Using Dual-Coded Data to Assess the ICD-10-CM Transition for External Cause Codes of Fall Circumstance in a Sample of Older Adult Hospital Discharges

Monday, June 5, 2017: 11:36 AM
440, Boise Centre
Beth Hume , Massachusetts Department of Public Health, Boston, MA
Jeanne Hathaway , Massachusetts Department of Public Health, Boston, MA

BACKGROUND: The purpose of our study was to assess how the transition from ICD-9-CM to ICD-10-CM may impact fall circumstance rates using a sample of inpatient records for Massachusetts adults ages 65 and older admitted for a fall-related injury.

METHODS: We used the Massachusetts FY2012 Inpatient Hospital Discharge Database maintained by the Center for Health Information and Analysis (CHIA) to identify cases for the review. Our sample was selected from Massachusetts residents ages 65 and older with a fall-related external cause code assigned to their medical record. Cases from all acute care hospitals were sampled in approximately the same proportion with which they made up the percent of fall-related injury cases for this age group. The final sample included 659 records. We hired professional medical records coders to review each record and assign both ICD-9-CM and ICD-10-CM external cause of injury codes. Coders used a coding manual developed for the review and were blinded to the extent possible to hospital-assigned ICD-9-CM external cause codes. We calculated agreement ratios (ICD-10-CM count/ICD-9-CM count) based on project-assigned codes for fall circumstance categories.

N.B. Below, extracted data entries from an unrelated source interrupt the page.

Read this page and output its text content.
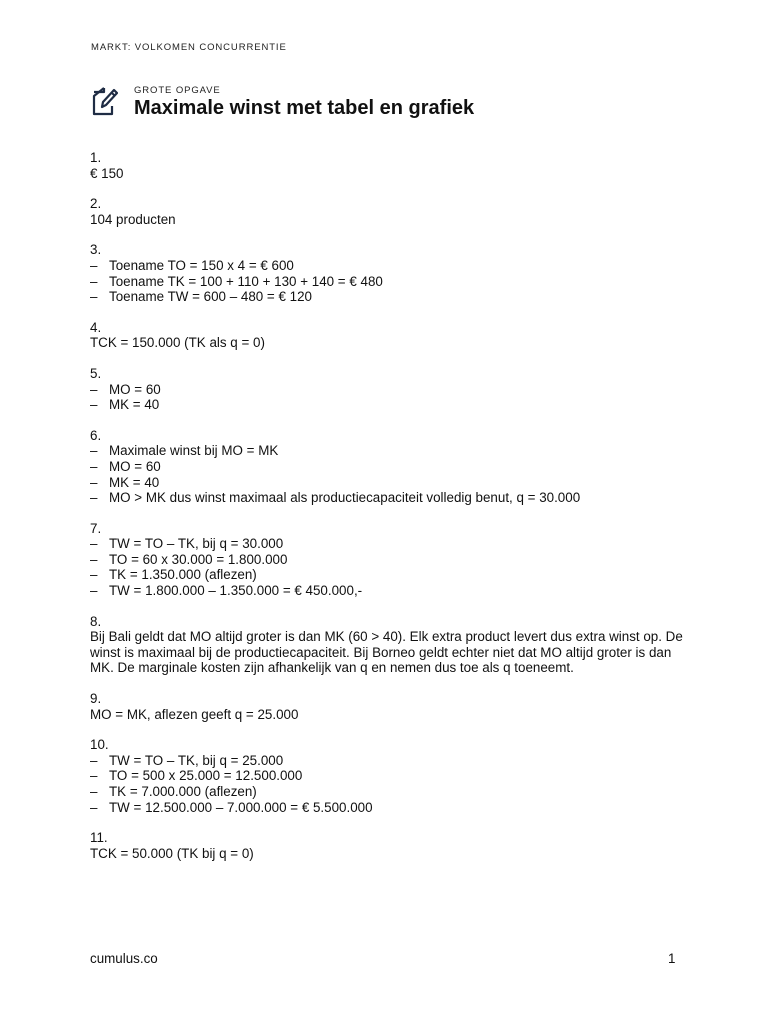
MARKT: VOLKOMEN CONCURRENTIE
GROTE OPGAVE
Maximale winst met tabel en grafiek
1.
€ 150
2.
104 producten
3.
– Toename TO = 150 x 4 = € 600
– Toename TK = 100 + 110 + 130 + 140 = € 480
– Toename TW = 600 – 480 = € 120
4.
TCK = 150.000 (TK als q = 0)
5.
– MO = 60
– MK = 40
6.
– Maximale winst bij MO = MK
– MO = 60
– MK = 40
– MO > MK dus winst maximaal als productiecapaciteit volledig benut, q = 30.000
7.
– TW = TO – TK, bij q = 30.000
– TO = 60 x 30.000 = 1.800.000
– TK = 1.350.000 (aflezen)
– TW = 1.800.000 – 1.350.000 = € 450.000,-
8.
Bij Bali geldt dat MO altijd groter is dan MK (60 > 40). Elk extra product levert dus extra winst op. De winst is maximaal bij de productiecapaciteit. Bij Borneo geldt echter niet dat MO altijd groter is dan MK. De marginale kosten zijn afhankelijk van q en nemen dus toe als q toeneemt.
9.
MO = MK, aflezen geeft q = 25.000
10.
– TW = TO – TK, bij q = 25.000
– TO = 500 x 25.000 = 12.500.000
– TK = 7.000.000 (aflezen)
– TW = 12.500.000 – 7.000.000 = € 5.500.000
11.
TCK = 50.000 (TK bij q = 0)
cumulus.co	1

RESULTS: Based on preliminary analysis, agreement ratios were very high for many fall circumstance categories, including falls from: stairs or curb (99%), a bed or chair (100%), a building, bridge or other structure (100%), and a ladder or scaffolding (100%). Fall circumstances in which there was less agreement included falls from other furniture (131%), other falls between levels (75%), falls with strike against object (63%), other falls (242%), and unspecified falls (54%). Potential limitations: agreement ratios in this study may have been closer to 100% because ICD-9-CM and ICD-10-CM codes were assigned by the same coder. Codes assigned by project coders may differ from those assigned by hospital-based coders. The sample was a subset of Massachusetts residents, those ages 65 and older, and may not be generalizable to all ages or to other injury mechanisms.

CONCLUSIONS: Dual-coded data that includes external cause codes for both ICD-9-CM and ICD-10-CM can be used to identify injury categories whose rates may be impacted by the transition to ICD-10-CM codes. While rates for some fall circumstances may not be significantly impacted by the transition to ICD-10-CM, rates of other fall circumstances may be signficantly lower or higher.